Equatorial Guinea officials to question Mark Thatcher, probe Armenian company over coup
Agence France Presse
Sept 4 2004
MALABO : A team of state prosecutors from Equatorial Guinea was to
leave Malabo for South Africa to question Mark Thatcher over his
alleged involvement in a complex bid to oust President Teodoro Obiang
Nguema, a government source said.
Another legal team from the tiny, oil-rich country on Africa’s west
coast was in Armenia to probe links between a local air transport
company and the same alleged coup plot, a judicial official said
Saturday.
Thatcher, 51, the millionaire son of former British prime minister
Margaret Thatcher, was arrested in a dawn raid on his luxury Cape
Town home on August 25 and charged with bankrolling a plot involving
mercenaries to oust Obiang, in power in Equatorial Guinea since 1979.

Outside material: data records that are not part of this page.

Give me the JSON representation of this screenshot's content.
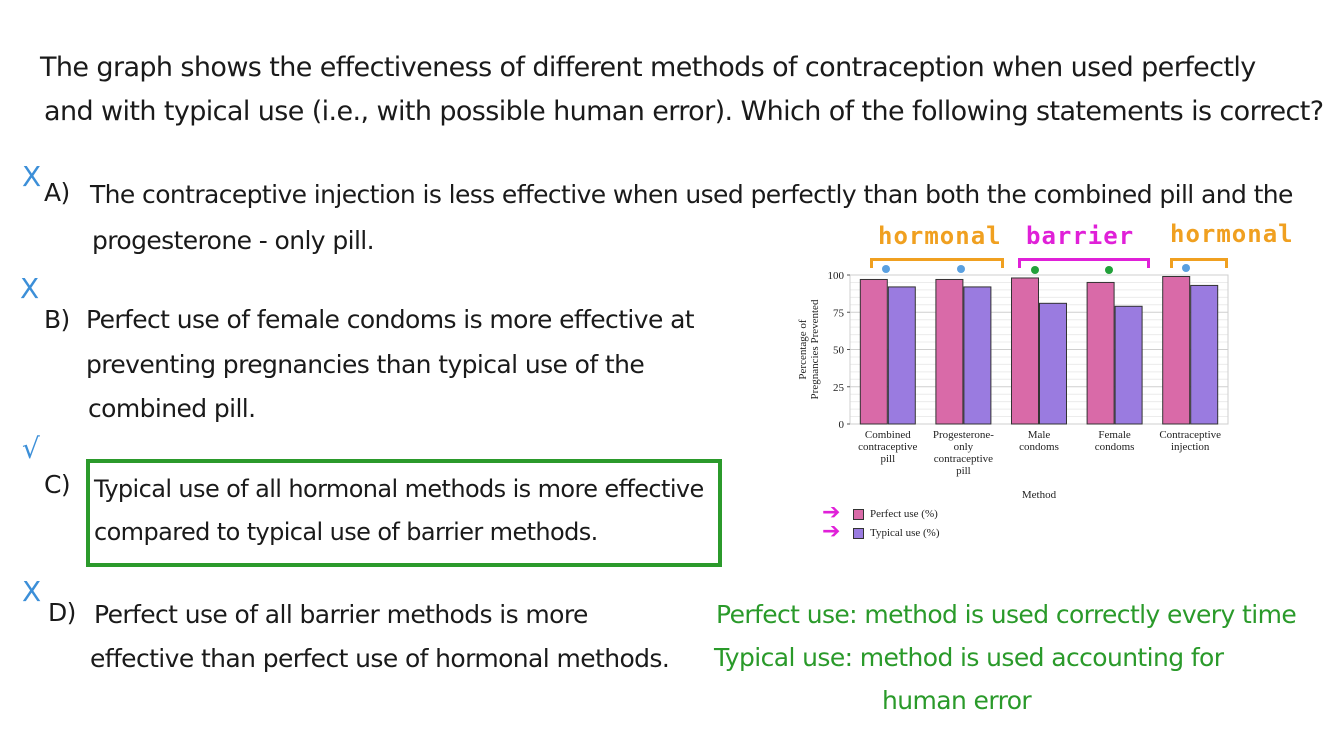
{
  "question": {
    "line1": "The graph shows the effectiveness of different methods of contraception when used perfectly",
    "line2": "and with typical use  (i.e.,  with possible human error). Which of the following statements is correct?"
  },
  "options": [
    {
      "letter": "A)",
      "mark": "X",
      "lines": [
        "The contraceptive injection is less effective when used perfectly than both the combined pill and the",
        "progesterone - only pill."
      ]
    },
    {
      "letter": "B)",
      "mark": "X",
      "lines": [
        "Perfect use of female condoms is more effective at",
        "preventing pregnancies than typical use of the",
        "combined pill."
      ]
    },
    {
      "letter": "C)",
      "mark": "√",
      "lines": [
        "Typical use of all hormonal methods is more effective",
        "compared to typical use of barrier methods."
      ]
    },
    {
      "letter": "D)",
      "mark": "X",
      "lines": [
        "Perfect use of all barrier methods is more",
        "effective than perfect use of hormonal methods."
      ]
    }
  ],
  "definitions": {
    "perfect": "Perfect use: method is used correctly every time",
    "typical1": "Typical use: method is used accounting for",
    "typical2": "human error"
  },
  "annotations": {
    "hormonal_left": "hormonal",
    "barrier": "barrier",
    "hormonal_right": "hormonal"
  },
  "colors": {
    "perfect": "#d96aa8",
    "typical": "#9a7be0",
    "correct_box": "#2b9a2b",
    "hormonal": "#f0a020",
    "barrier": "#e020d8",
    "mark": "#3c8fd8",
    "dot_blue": "#5aa0e0",
    "dot_green": "#22a03a"
  },
  "chart_data": {
    "type": "bar",
    "categories": [
      [
        "Combined",
        "contraceptive",
        "pill"
      ],
      [
        "Progesterone-",
        "only",
        "contraceptive",
        "pill"
      ],
      [
        "Male",
        "condoms"
      ],
      [
        "Female",
        "condoms"
      ],
      [
        "Contraceptive",
        "injection"
      ]
    ],
    "series": [
      {
        "name": "Perfect use (%)",
        "values": [
          97,
          97,
          98,
          95,
          99
        ]
      },
      {
        "name": "Typical use (%)",
        "values": [
          92,
          92,
          81,
          79,
          93
        ]
      }
    ],
    "title": "",
    "xlabel": "Method",
    "ylabel": "Percentage of Pregnancies Prevented",
    "ylabel_lines": [
      "Percentage of",
      "Pregnancies Prevented"
    ],
    "ylim": [
      0,
      100
    ],
    "yticks": [
      0,
      25,
      50,
      75,
      100
    ],
    "grid": true,
    "legend_position": "bottom-left"
  }
}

“A delegation from the public ministry led by Attorney General Jose Olo
Obono will on Saturday travel to South Africa” to question Thatcher,
said the source, who asked not to be named.
Government officials in Malabo last week told AFP that Malabo and
Pretoria were discussing the possibility of Equato-Guinean officials
interviewing Thatcher in South Africa.
Nineteen people accused of plotting to topple Obiang have been on trial
in Malabo since last month. Their trial was suspended indefinitely
on Tuesday to take into account new developments including the arrest
of Margaret Thatcher’s son in South Africa.
On August 27, a court in Zimbabwe absolved most of the 70 men on
trial there over the same alleged plot.
Press reports have implicated an international network of wealthy
businessmen in the alleged plot to oust Obiang, in exchange for which
they would be given a slice of Equatorial Guinea’s oil riches.
Thatcher is due in court in South Africa on November 25 to answer
charges he contributed 275,000 dollars (230,000 euros) to the plot,
whose alleged mastermind, Briton Simon Mann, is a friend and neighbour
in the plush Cape Town suburb of Constantia.
Mann, founder of the defunct mercenary outfit Executive Outcomes, was
found guilty of attempting to illegally purchase weapons in a Zimbabwe
court last week in connection with the conspiracy in Equatorial Guinea.
Meanwhile, the suspected leader of the 19 would-be coup makers on
trial in Malabo, South African businessman Nick du Toit — a former
business partner of Mann’s — has told a court here that he met with
Thatcher, but insisted their meeting was strictly business-related.
The focus of the Equato-Guinean investigators’ visit to Armenia
was a contract between the central Asian country’s Tiger Air and a
German company whose representative in Malabo, Gerhard Eugen Merz,
was among 15 foreigners arrested in Equatorial Guinea in March and
accused of plotting the coup, a legal official said here.
Merz died days after his arrest, officially from cerebral malaria,
but with rights groups saying he was tortured to death.
Among those arrested were the six Armenian air crew of an Antonov
cargo plane. All six have denied involvement in the alleged coup bid,
and told a court in Malabo that they had come to Equatorial Guinea to
work under contract to Merz’s company, which had leased their plane
and services.
The Antonov and its Armenian crew arrived in Equatorial Guinea in
January this year.
Between then and the discovery of the alleged coup plot in March
they made only one flight, on behalf of a company owned by du Toit,
who faces the death penalty for allegedly leading the coup bid.